Globally, over 65 percent of women in their first postpartum year express unmet need for family planning (FP). Developing countries, especially in sub-Saharan Africa, have disproportionately high unmet contraceptive needs compared to other regions, and their young women and new mothers have especially high levels of unmet need for spacing pregnancies. To address some of sub-Saharan Africa’s barriers to effective contraception, there is renewed focus on new methods that offer greater ease of use. Common postpartum FP (PPFP) methods include progestin-only pills, injectable contraceptives, and intrauterine contraceptive devices (IUCDs). New methods under investigation would not require daily action, their use would be controlled by women themselves, and they would require no medical providers nor significant health system infrastructure for service delivery.
Contraceptive vaginal rings hold great potential by offering not only ease of use but a safe and effective FP solution as well. Population Council has developed a variety of vaginal rings for reproductive health (RH). The progesterone contraceptive vaginal ring or PCVR was designed by the Council and other scientists exclusively for lactating women’s PPFP. The PCVR is registered and sold under the brand name of Progering® in Central and Latin America. Taking advantage of sub-Saharan Africa’s prolonged breastfeeding practices, the PCVR is designed exclusively for breastfeeding women and works seamlessly with the Lactational Amenorrhea Method (LAM) to further enhance LAM’s pregnancy protection. In use in Latin America since 1998, the PCVR is now in clinical trials in India, and as part of its pre-introduction assessment in sub-Saharan Africa, Population Council, with funding from the Gates Foundation, is studying the potential market in Kenya, Nigeria, and Sénégal. The market segmentation analysis presented in this report will clarify the PPFP landscape in these three countries and aid PCVR’s effective introduction with an emphasis on increasing access to those under-served.

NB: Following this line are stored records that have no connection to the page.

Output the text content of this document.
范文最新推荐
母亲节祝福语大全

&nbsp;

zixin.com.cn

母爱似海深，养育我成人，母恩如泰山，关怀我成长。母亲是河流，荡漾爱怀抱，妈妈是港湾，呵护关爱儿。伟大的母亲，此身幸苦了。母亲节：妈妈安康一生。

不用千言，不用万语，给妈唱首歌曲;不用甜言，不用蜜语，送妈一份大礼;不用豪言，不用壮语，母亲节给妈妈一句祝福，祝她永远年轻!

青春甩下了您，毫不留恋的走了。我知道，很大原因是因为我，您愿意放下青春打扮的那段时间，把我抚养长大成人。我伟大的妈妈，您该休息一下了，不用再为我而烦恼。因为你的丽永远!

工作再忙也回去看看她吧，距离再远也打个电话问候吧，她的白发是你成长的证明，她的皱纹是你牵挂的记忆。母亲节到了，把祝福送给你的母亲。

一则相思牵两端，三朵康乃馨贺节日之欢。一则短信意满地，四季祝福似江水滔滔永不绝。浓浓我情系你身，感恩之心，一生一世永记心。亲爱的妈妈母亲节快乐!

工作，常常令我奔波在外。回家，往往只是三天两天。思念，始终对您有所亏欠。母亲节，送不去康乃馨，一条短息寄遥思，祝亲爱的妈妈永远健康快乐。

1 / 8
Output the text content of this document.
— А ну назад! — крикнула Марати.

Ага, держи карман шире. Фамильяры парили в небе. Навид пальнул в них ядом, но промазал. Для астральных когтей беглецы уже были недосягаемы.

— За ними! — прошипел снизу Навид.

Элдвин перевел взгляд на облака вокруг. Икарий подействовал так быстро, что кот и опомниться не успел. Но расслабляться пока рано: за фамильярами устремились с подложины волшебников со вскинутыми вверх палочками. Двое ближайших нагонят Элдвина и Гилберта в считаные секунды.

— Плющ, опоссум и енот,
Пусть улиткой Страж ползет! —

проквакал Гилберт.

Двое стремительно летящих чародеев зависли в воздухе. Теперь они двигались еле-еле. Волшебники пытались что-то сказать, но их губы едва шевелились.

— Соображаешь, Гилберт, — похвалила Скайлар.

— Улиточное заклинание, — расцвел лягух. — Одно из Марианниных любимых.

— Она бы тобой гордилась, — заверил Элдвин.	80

This exercise’s specific objectives are: 1) to estimate the proportion of PCVR consumers in each country (women aged 15 to 49) likely to use the method based on their fertility experiences and intentions, 2) to describe the segments of consumers through demographic and socio-economic characteristics, and 3) to forecast segment-specific PCVR use estimates by evaluating both current and future need for the product.
This report is based on secondary analysis of nationally representative Demographic and Health Survey (DHS) data for Kenya from 2008 to 2009, Nigeria in 2008, and Sénégal in 2005. The total number of women interviewed in their respective Surveys is 8,444 in Kenya, 33,385 in Nigeria, and 14,602 in Sénégal. Since need drives market behavior, a needs-based segmentation analysis was performed with the DHS data. Segmentation research is valuable for the PCVR because it permits definition of very specific needs-based market segments into which its entire consumer universe, both present and potential, can be discerned. The market segmentation analysis includes three steps and involves cross-tabulation.

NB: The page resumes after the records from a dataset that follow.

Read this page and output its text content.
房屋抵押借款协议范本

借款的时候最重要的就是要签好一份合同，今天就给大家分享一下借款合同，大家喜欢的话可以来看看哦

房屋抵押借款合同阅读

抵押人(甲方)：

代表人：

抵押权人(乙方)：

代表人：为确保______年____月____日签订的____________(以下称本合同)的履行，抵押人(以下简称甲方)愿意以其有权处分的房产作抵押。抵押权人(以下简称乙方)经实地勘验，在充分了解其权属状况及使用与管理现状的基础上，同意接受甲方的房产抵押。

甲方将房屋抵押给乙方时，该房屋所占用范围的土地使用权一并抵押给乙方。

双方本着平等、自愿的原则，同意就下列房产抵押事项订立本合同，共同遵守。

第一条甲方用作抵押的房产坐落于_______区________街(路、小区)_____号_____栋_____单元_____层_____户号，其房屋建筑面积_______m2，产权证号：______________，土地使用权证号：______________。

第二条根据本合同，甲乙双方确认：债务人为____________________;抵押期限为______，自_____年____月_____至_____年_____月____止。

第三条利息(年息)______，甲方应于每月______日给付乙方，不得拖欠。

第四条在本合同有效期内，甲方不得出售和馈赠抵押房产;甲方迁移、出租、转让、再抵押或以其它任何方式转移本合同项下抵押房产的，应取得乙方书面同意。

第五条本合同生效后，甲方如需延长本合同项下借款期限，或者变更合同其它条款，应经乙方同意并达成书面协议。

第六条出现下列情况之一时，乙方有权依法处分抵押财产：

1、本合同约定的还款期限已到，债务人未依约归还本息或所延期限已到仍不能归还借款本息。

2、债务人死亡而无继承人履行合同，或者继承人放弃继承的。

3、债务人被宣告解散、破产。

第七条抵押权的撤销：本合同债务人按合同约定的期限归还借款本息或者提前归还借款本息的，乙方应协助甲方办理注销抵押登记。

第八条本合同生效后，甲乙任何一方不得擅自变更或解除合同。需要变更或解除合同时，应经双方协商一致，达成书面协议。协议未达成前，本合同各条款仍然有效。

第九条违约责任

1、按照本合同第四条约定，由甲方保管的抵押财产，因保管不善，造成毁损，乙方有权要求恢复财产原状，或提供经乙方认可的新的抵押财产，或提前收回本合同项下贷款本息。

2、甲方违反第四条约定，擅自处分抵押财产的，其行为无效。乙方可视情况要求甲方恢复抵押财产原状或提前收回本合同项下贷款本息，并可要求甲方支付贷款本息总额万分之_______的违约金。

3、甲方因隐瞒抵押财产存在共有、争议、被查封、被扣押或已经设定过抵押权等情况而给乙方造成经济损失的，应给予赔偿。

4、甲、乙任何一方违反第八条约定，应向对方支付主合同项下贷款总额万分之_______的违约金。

The first step of analysis divided the sample of women of reproductive age (WRA) into those who are: 1) breastfeeding four or more times in a day; 2) would like to delay another child by one or more years; 3) have resumed sexual activity after childbirth but are not using any method of contraception; and 4) have resumed sexual activity and are using short-acting or barrier methods.
The second step described the segments identified in the first step with demographic and socio-economic characteristics including age, education, urban or rural residence, marital status, household wealth, children ever born, months since last birth, and participation in household decision-making.
The third step forecast PCVR use estimates for a potential user group by including non-breastfeeding women— women over 25 years old, with or without children—as well as the youngest women of reproductive age (15 to 25 years old) who will be first-time mothers in the near future. These women’s potential need for PCVR is determined by their future childbearing intentions and intent to use contraception (if not using currently). While they are not part of PCVR’s direct market, they can be considered future potential PCVR consumers. Four PCVR uptake scenarios are employed—a conservative five percent, moderate 10 percent, optimistic 15 percent, and ideal 20 percent—for simulating potential PCVR use.